Did you decorate eggs this year? Once again, Easter has crept by me on that count, but it's not for lack of appreciation for the art.
When I was small, I loved those plastic sleeves that shrunk around the egg, not because they were quick (coloring eggs strikes me as being more fun) but because it was fascinating to watch the edges curl tightly when you lowered the egg into boiling water. (They were, of course, impossible to get off afterwards when you were actually expected to eat the egg.)
The dyes would have made any alchemist think his life's work quite in vain, transforming an ordinary mason jar into a lamp from beyond the borders of the world. The kitchen reeked of vinegar, the smell, it seemed, of creativity, and there on the table, hoarding light in their mysterious depths were the jars. The orange jar was the most brilliant, and the most mysterious because when you dipped an egg in, it always came out unmistakeably yellow. The blue jar had its own brand of miracle, because it was like a starless sky at midnight, more black than blue, really, but any egg that disappeared below its unsounded surface would reappear as brilliant as the sky at noon.

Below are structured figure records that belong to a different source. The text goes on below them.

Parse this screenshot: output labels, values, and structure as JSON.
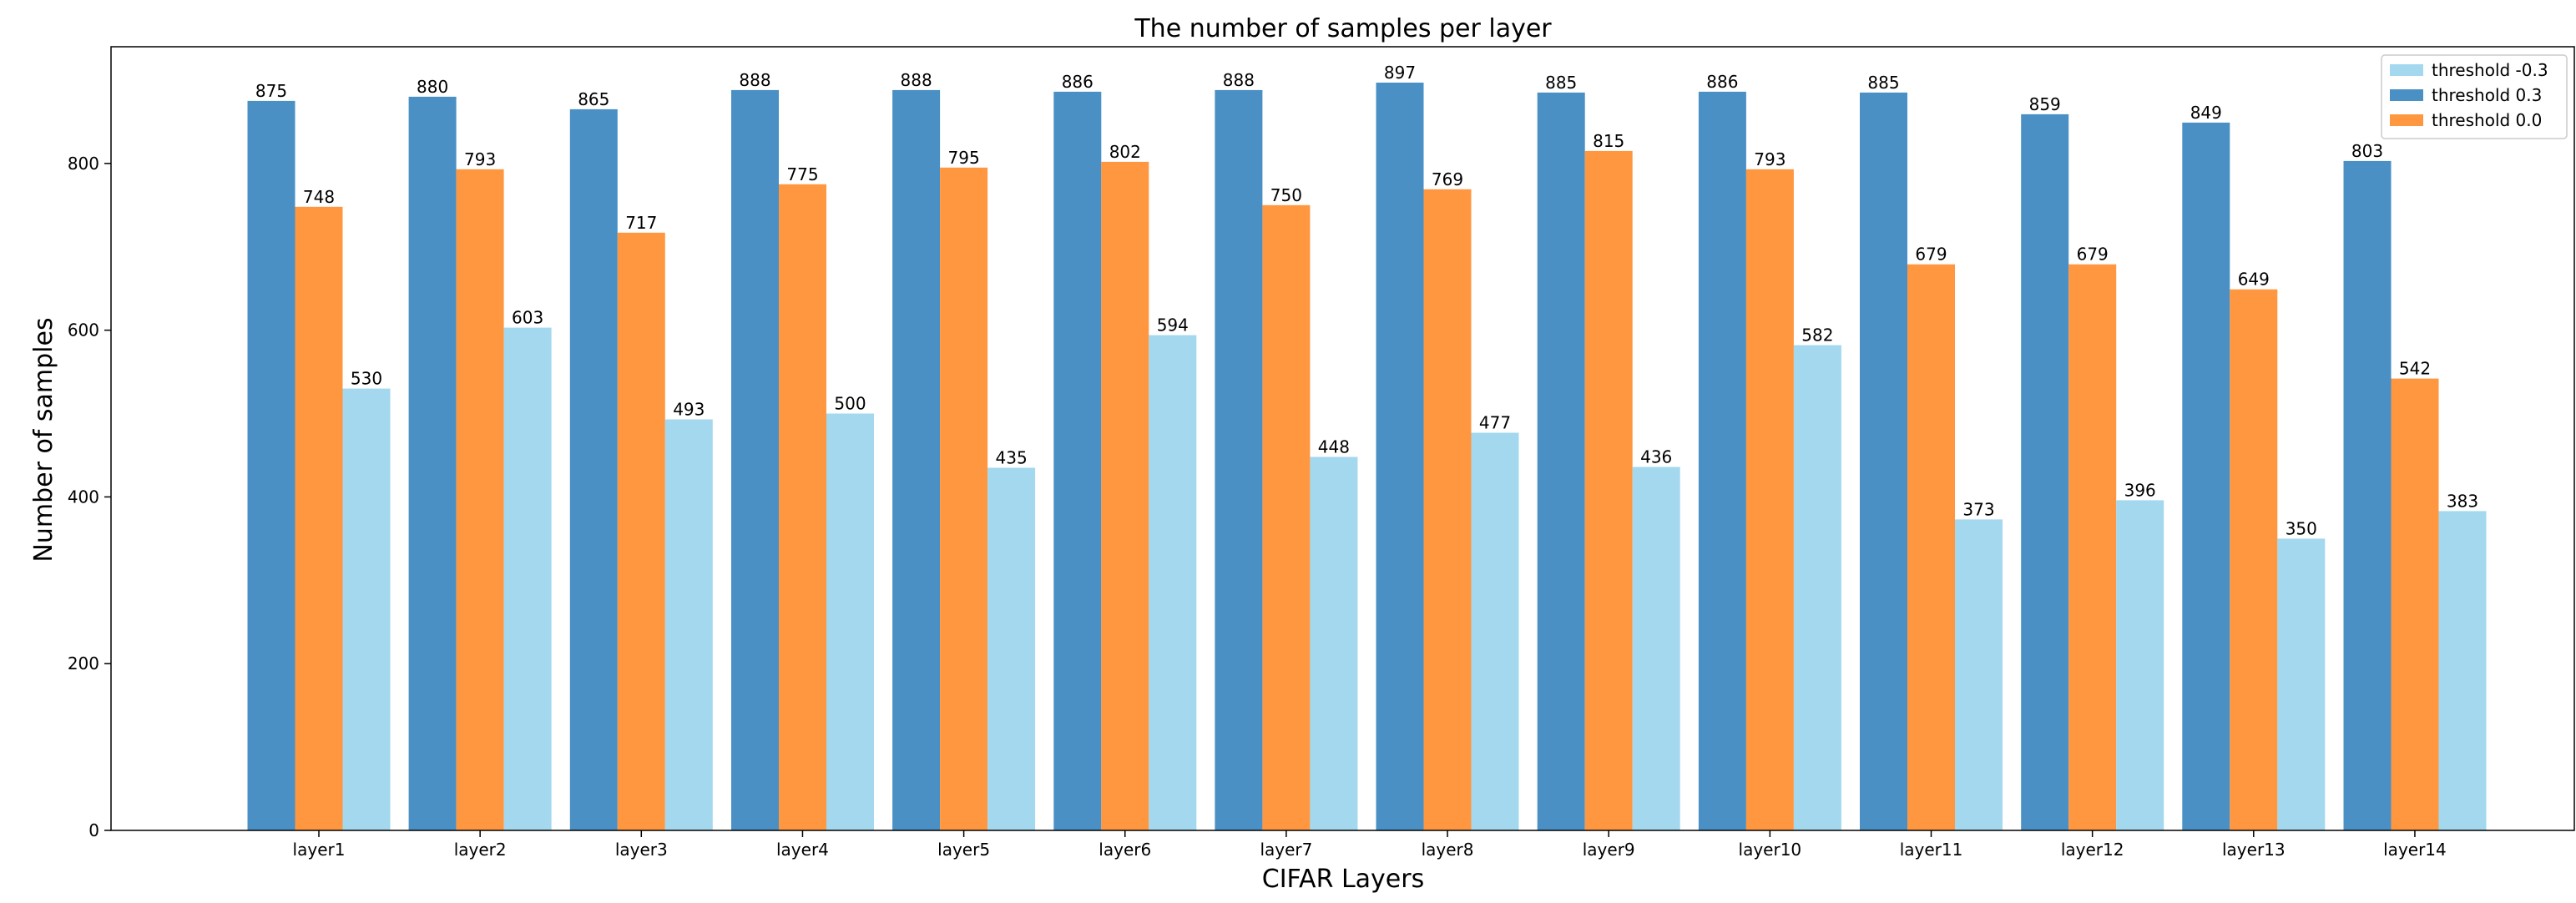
{
  "chart_data": {
    "type": "bar",
    "title": "The number of samples per layer",
    "xlabel": "CIFAR Layers",
    "ylabel": "Number of samples",
    "ylim": [
      0,
      940
    ],
    "yticks": [
      0,
      200,
      400,
      600,
      800
    ],
    "grid": false,
    "legend_position": "top-right",
    "categories": [
      "layer1",
      "layer2",
      "layer3",
      "layer4",
      "layer5",
      "layer6",
      "layer7",
      "layer8",
      "layer9",
      "layer10",
      "layer11",
      "layer12",
      "layer13",
      "layer14"
    ],
    "series": [
      {
        "name": "threshold 0.3",
        "color": "#4a90c4",
        "values": [
          875,
          880,
          865,
          888,
          888,
          886,
          888,
          897,
          885,
          886,
          885,
          859,
          849,
          803
        ]
      },
      {
        "name": "threshold 0.0",
        "color": "#ff9741",
        "values": [
          748,
          793,
          717,
          775,
          795,
          802,
          750,
          769,
          815,
          793,
          679,
          679,
          649,
          542
        ]
      },
      {
        "name": "threshold -0.3",
        "color": "#a3d8ee",
        "values": [
          530,
          603,
          493,
          500,
          435,
          594,
          448,
          477,
          436,
          582,
          373,
          396,
          350,
          383
        ]
      }
    ],
    "legend_order": [
      "threshold -0.3",
      "threshold 0.3",
      "threshold 0.0"
    ]
  }
}
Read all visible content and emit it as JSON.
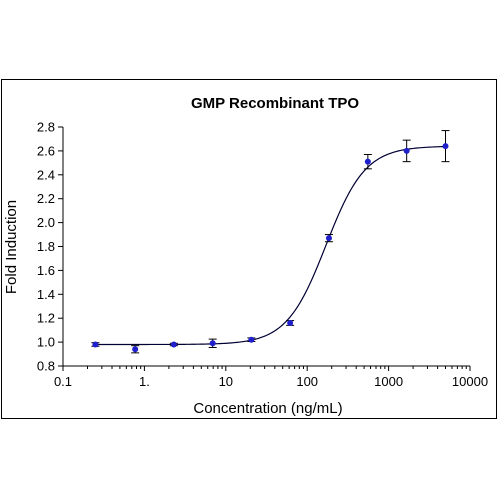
{
  "chart_data": {
    "type": "scatter",
    "title": "GMP Recombinant TPO",
    "xlabel": "Concentration (ng/mL)",
    "ylabel": "Fold Induction",
    "xscale": "log",
    "xlim": [
      0.1,
      10000
    ],
    "ylim": [
      0.8,
      2.8
    ],
    "x_tick_values": [
      0.1,
      1,
      10,
      100,
      1000,
      10000
    ],
    "x_tick_labels": [
      "0.1",
      "1.",
      "10",
      "100",
      "1000",
      "10000"
    ],
    "y_tick_values": [
      0.8,
      1.0,
      1.2,
      1.4,
      1.6,
      1.8,
      2.0,
      2.2,
      2.4,
      2.6,
      2.8
    ],
    "y_tick_labels": [
      "0.8",
      "1.0",
      "1.2",
      "1.4",
      "1.6",
      "1.8",
      "2.0",
      "2.2",
      "2.4",
      "2.6",
      "2.8"
    ],
    "grid": false,
    "series": [
      {
        "x": [
          0.25,
          0.77,
          2.3,
          6.9,
          20.6,
          61.7,
          185,
          556,
          1667,
          5000
        ],
        "y": [
          0.98,
          0.94,
          0.98,
          0.99,
          1.02,
          1.16,
          1.87,
          2.51,
          2.6,
          2.64
        ],
        "error": [
          0.015,
          0.03,
          0.01,
          0.035,
          0.015,
          0.02,
          0.03,
          0.06,
          0.09,
          0.13
        ],
        "marker_color": "#1f1fcc",
        "fit_curve": {
          "model": "4PL",
          "bottom": 0.98,
          "top": 2.64,
          "ec50": 170,
          "hill": 1.8,
          "color": "#000033"
        }
      }
    ]
  }
}
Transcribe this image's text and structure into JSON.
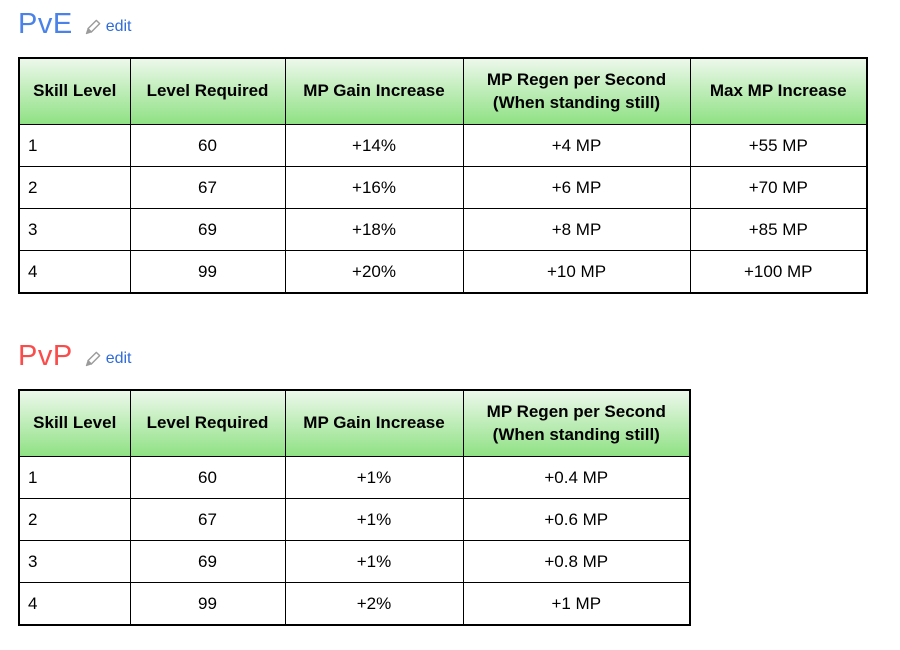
{
  "colors": {
    "edit_link": "#2f6bd9",
    "pencil_icon": "#9b9b9b",
    "table_border": "#000000",
    "header_gradient_top": "#edf8eb",
    "header_gradient_bottom": "#8fe184"
  },
  "sections": [
    {
      "title": "PvE",
      "title_color": "#4a82e9",
      "edit_label": "edit",
      "table": {
        "headers": [
          "Skill Level",
          "Level Required",
          "MP Gain Increase",
          "MP Regen per Second (When standing still)",
          "Max MP Increase"
        ],
        "col_align_first": "left",
        "rows": [
          [
            "1",
            "60",
            "+14%",
            "+4 MP",
            "+55 MP"
          ],
          [
            "2",
            "67",
            "+16%",
            "+6 MP",
            "+70 MP"
          ],
          [
            "3",
            "69",
            "+18%",
            "+8 MP",
            "+85 MP"
          ],
          [
            "4",
            "99",
            "+20%",
            "+10 MP",
            "+100 MP"
          ]
        ]
      }
    },
    {
      "title": "PvP",
      "title_color": "#fb4c4c",
      "edit_label": "edit",
      "table": {
        "headers": [
          "Skill Level",
          "Level Required",
          "MP Gain Increase",
          "MP Regen per Second (When standing still)"
        ],
        "col_align_first": "left",
        "rows": [
          [
            "1",
            "60",
            "+1%",
            "+0.4 MP"
          ],
          [
            "2",
            "67",
            "+1%",
            "+0.6 MP"
          ],
          [
            "3",
            "69",
            "+1%",
            "+0.8 MP"
          ],
          [
            "4",
            "99",
            "+2%",
            "+1 MP"
          ]
        ]
      }
    }
  ]
}
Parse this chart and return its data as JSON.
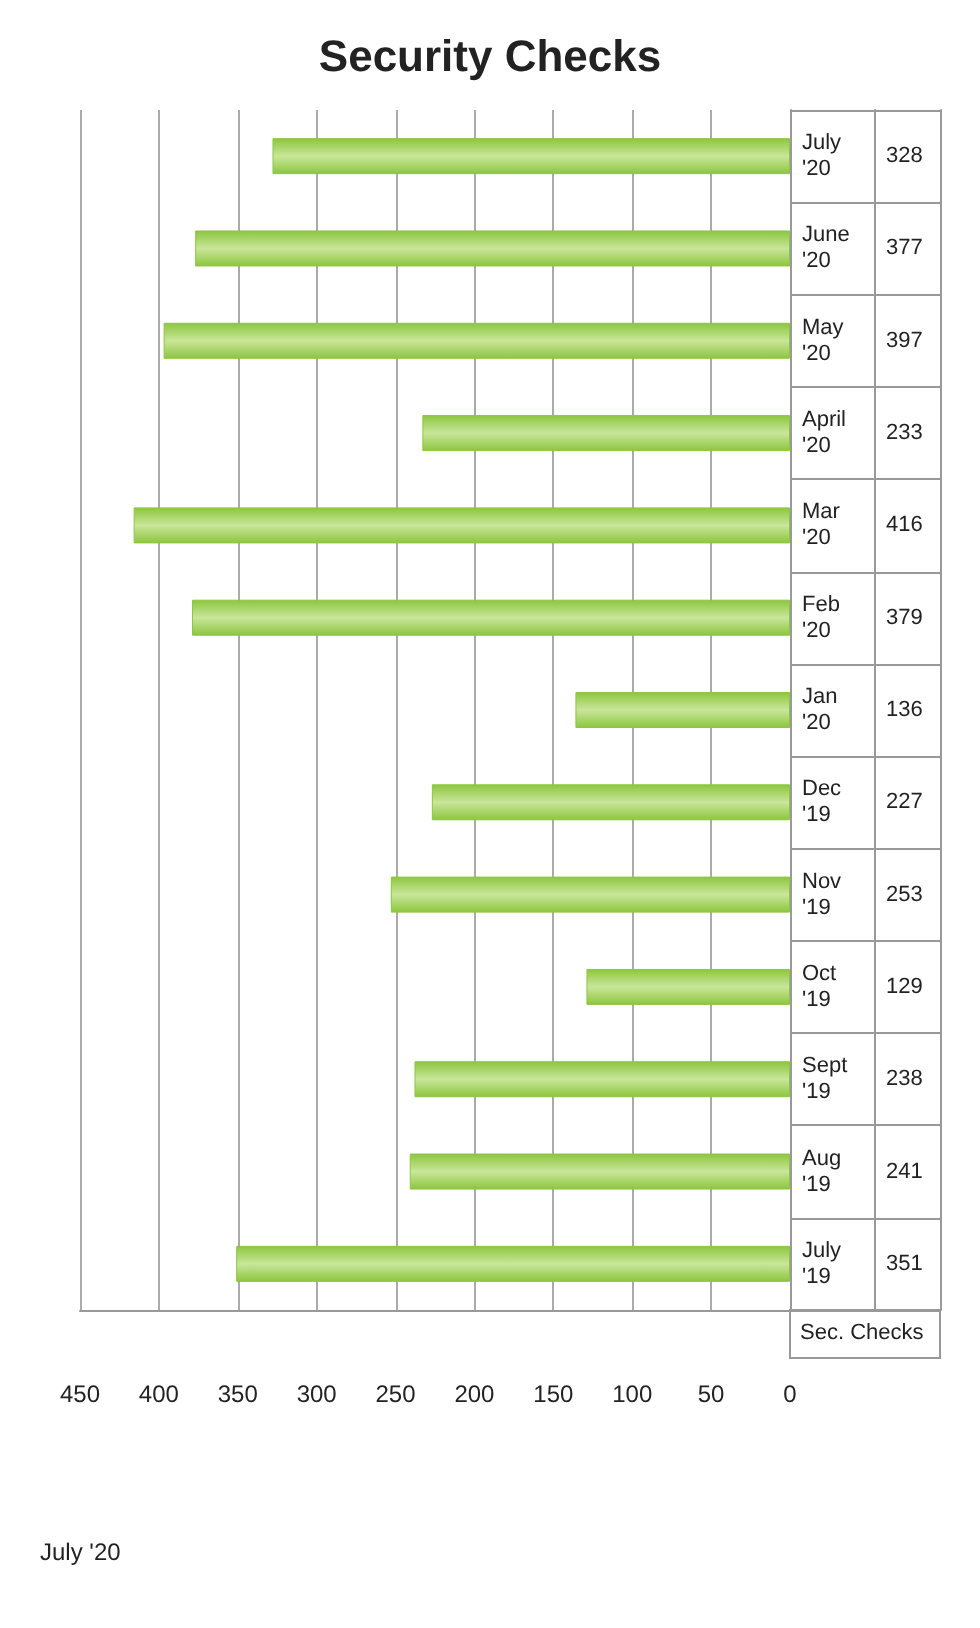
{
  "chart_data": {
    "type": "bar",
    "orientation": "horizontal",
    "title": "Security Checks",
    "annotations": [
      "July '20"
    ],
    "categories": [
      "July '20",
      "June '20",
      "May '20",
      "April '20",
      "Mar '20",
      "Feb '20",
      "Jan '20",
      "Dec '19",
      "Nov '19",
      "Oct '19",
      "Sept '19",
      "Aug '19",
      "July '19"
    ],
    "series": [
      {
        "name": "Sec. Checks",
        "color": "#8dc63f",
        "values": [
          328,
          377,
          397,
          233,
          416,
          379,
          136,
          227,
          253,
          129,
          238,
          241,
          351
        ]
      }
    ],
    "xlim": [
      450,
      0
    ],
    "xticks": [
      450,
      400,
      350,
      300,
      250,
      200,
      150,
      100,
      50,
      0
    ],
    "grid": "x",
    "data_labels": true
  }
}
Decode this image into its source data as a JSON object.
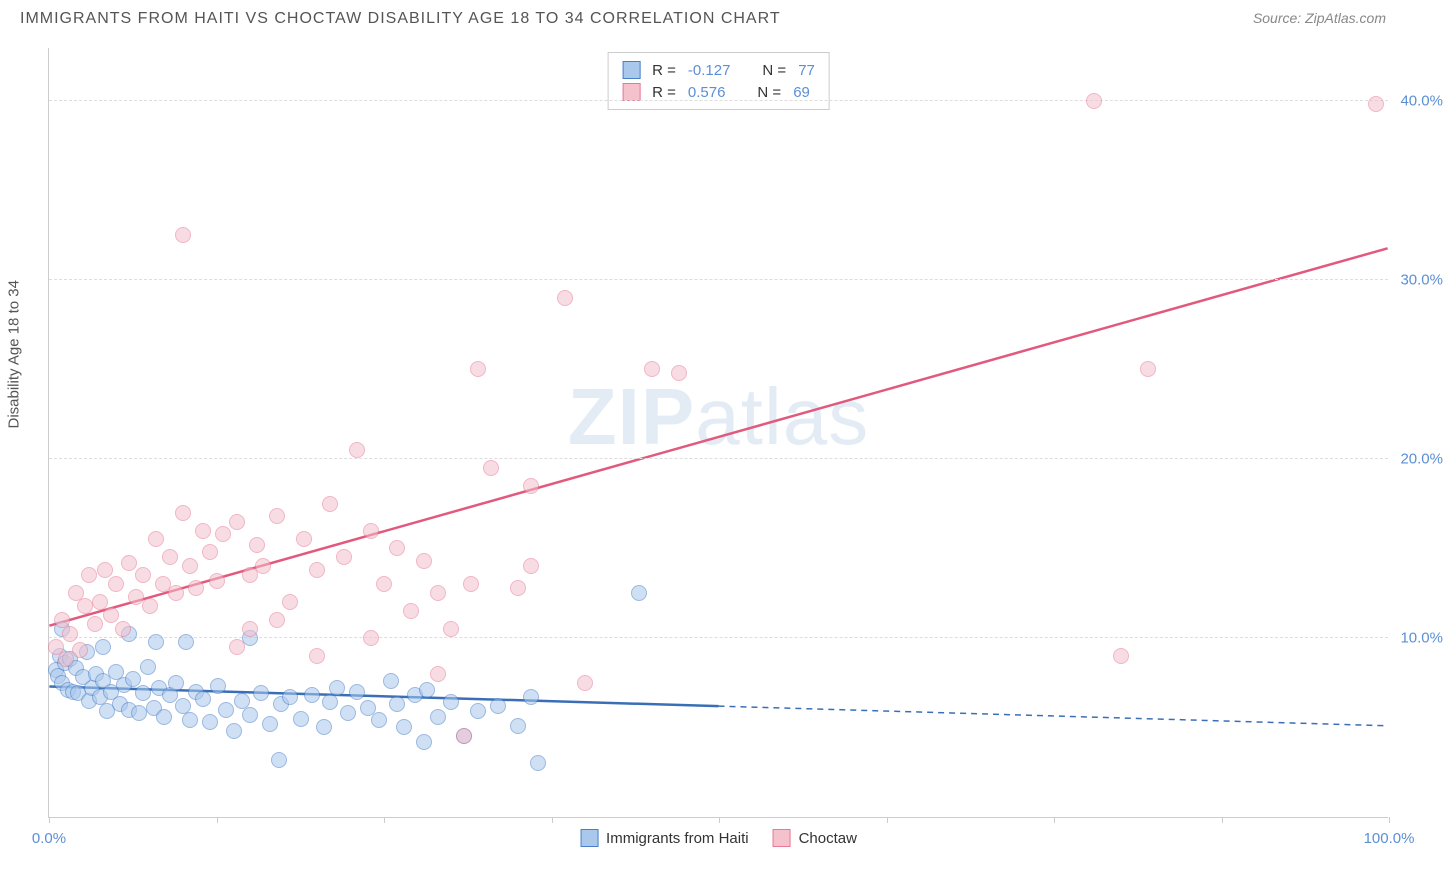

In the weeks following Easter, eating dyed eggs was an expected, though not particularly prized ritual. Peeling them was a good deal of fun; the whites inside had become a paler version of the shell. But eating them? They tasted suspiciously like hardboiled eggs, no matter what color they were. They had the looks, alright, but somehow they couldn't compete with chocolate eggs.
One of these years, I am going to think ahead and buy a set of dyes (the plastic sleeves are tempting, but an all-too-fleeting pleasure) to see if it was as much fun as I remember, though, in my old age, I suspect that I would spend more time staring at the stained-glass qualities of the not-really-orange jar than I would thinking of creative ways to use it.